Ancak Decarli'nin hipotezine katılmayan uzmanlar da var. İngiltere'deki East Anglia Üniversitesi'nden Profesör Paul Hunter, koronavirüsün 2019 sonunda Avrupa'da yayılmaya başlamış olabileceği ihtimaline şüpheyle yaklaşıyor. Hunter, "Bana göre virüsün Ocak ayından önce Avrupa'ya gelmesi oldukça düşük ihtimal” diye konuştu.
Hunter, İtalyan bilim adamları o dönem alınan ve saklanan örnekler üzerinden yapılan testlerden pozitif sonuç almadığı takdirde, bu görüşe güvenilmemesi gerektiğini söyledi.
"Çok daha büyük salgın olurdu”
Hunter ayrıca, virüsün bulaşma hızını ve semptom göstermeyen hastaların ne kadar çok olduğunu hatırlatarak, "Eğer bu vakalar COVID-19 olsaydı o zaman Avrupa'da çok daha büyük bir salgınla karşı karşıya olmamamız düşünülemezdi” değerlendirmesinde bulundu.
Koronavirüs nedeniyle en fazla can kaybının yaşandığı ülke olan İtalya'da ilk vaka 21 Şubat'ta tespit edilmişti. Ancak bazı bilim insanları virüsün ülkede bundan bir ay önce dolaşmaya başladığını savunuyor.
Milan'daki Sacco Hastanesi'nin salgın hastalıkları biriminden Massimo Galli, virüsün Ocak ayı ortasında ülkeye geldiğini belirtiyor.

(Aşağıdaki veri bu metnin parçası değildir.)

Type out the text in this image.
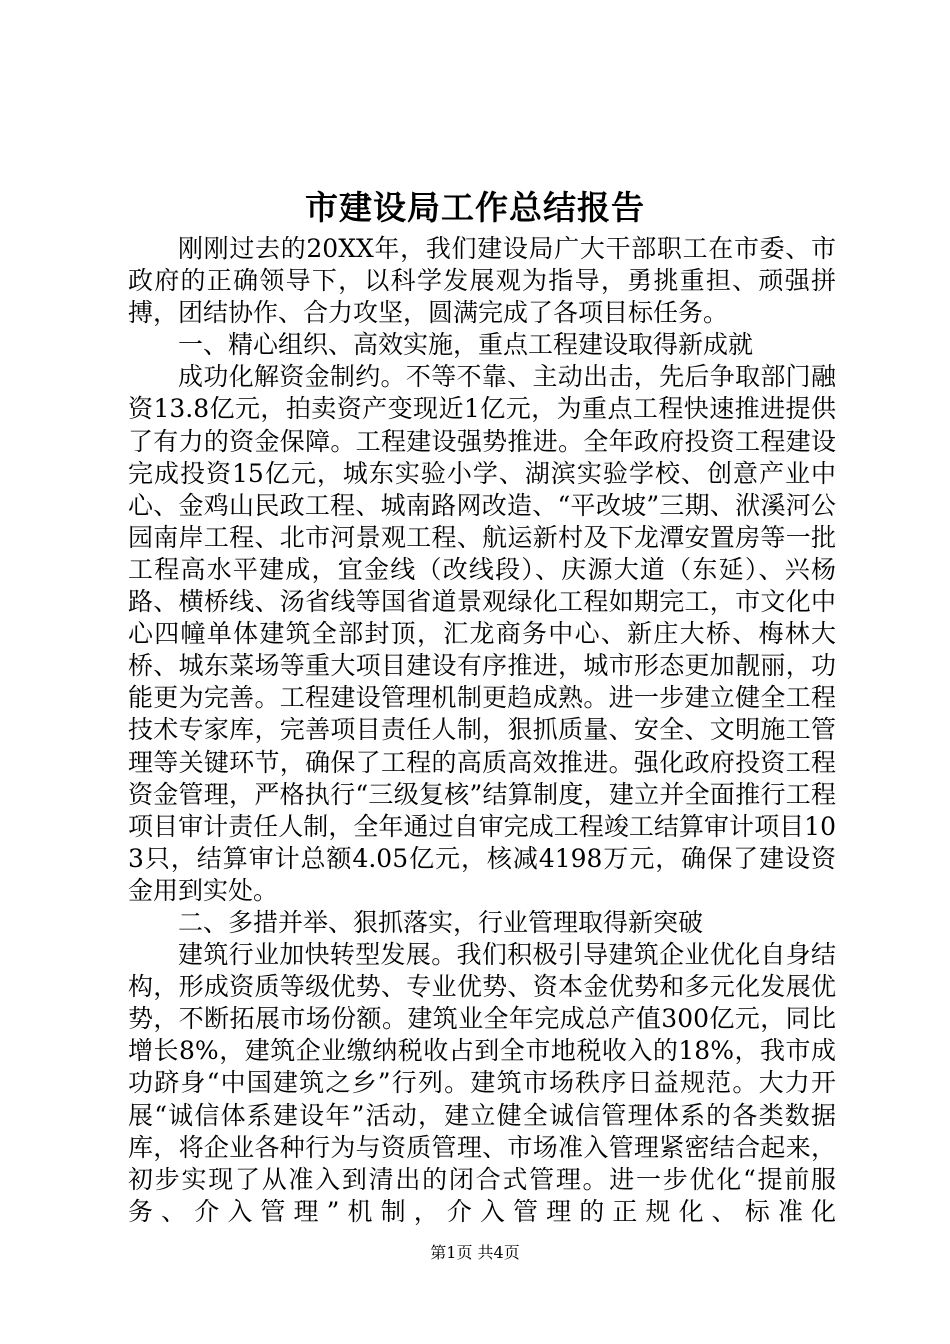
市建设局工作总结报告

刚刚过去的20XX年，我们建设局广大干部职工在市委、市政府的正确领导下，以科学发展观为指导，勇挑重担、顽强拼搏，团结协作、合力攻坚，圆满完成了各项目标任务。

一、精心组织、高效实施，重点工程建设取得新成就

成功化解资金制约。不等不靠、主动出击，先后争取部门融资13.8亿元，拍卖资产变现近1亿元，为重点工程快速推进提供了有力的资金保障。工程建设强势推进。全年政府投资工程建设完成投资15亿元，城东实验小学、湖滨实验学校、创意产业中心、金鸡山民政工程、城南路网改造、“平改坡”三期、洑溪河公园南岸工程、北市河景观工程、航运新村及下龙潭安置房等一批工程高水平建成，宜金线（改线段）、庆源大道（东延）、兴杨路、横桥线、汤省线等国省道景观绿化工程如期完工，市文化中心四幢单体建筑全部封顶，汇龙商务中心、新庄大桥、梅林大桥、城东菜场等重大项目建设有序推进，城市形态更加靓丽，功能更为完善。工程建设管理机制更趋成熟。进一步建立健全工程技术专家库，完善项目责任人制，狠抓质量、安全、文明施工管理等关键环节，确保了工程的高质高效推进。强化政府投资工程资金管理，严格执行“三级复核”结算制度，建立并全面推行工程项目审计责任人制，全年通过自审完成工程竣工结算审计项目103只，结算审计总额4.05亿元，核减4198万元，确保了建设资金用到实处。

二、多措并举、狠抓落实，行业管理取得新突破

建筑行业加快转型发展。我们积极引导建筑企业优化自身结构，形成资质等级优势、专业优势、资本金优势和多元化发展优势，不断拓展市场份额。建筑业全年完成总产值300亿元，同比增长8%，建筑企业缴纳税收占到全市地税收入的18%，我市成功跻身“中国建筑之乡”行列。建筑市场秩序日益规范。大力开展“诚信体系建设年”活动，建立健全诚信管理体系的各类数据库，将企业各种行为与资质管理、市场准入管理紧密结合起来，初步实现了从准入到清出的闭合式管理。进一步优化“提前服务、介入管理”机制，介入管理的正规化、标准化

第1页 共4页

Diğer yandan Ocak ayından önce böyle bir ihtimalin çok düşük olduğunu savunuyor.
Mario Negri Enstitüsü Direktörü Giuseppe Remuzzi ise Lombardi bölgesinden bazı aile hekimlerinin geçen yıl normalin üzerinden zatürre vakaları bildirdiğini belirtti, ancak bunların hiçbirinin o dönem bilinmediği için COVID-19 olarak kayıtlara geçmediğini ifade etti.
Remuzzi, eğer COVID-19 vakalarına dair izler söylendiği gibi "Kasım ayına kadar geriye gittiği kanıtlanırsa, bu virüsün aylarca belirti göstermeden gizlenebildiği anlamına gelir” diye konuştu.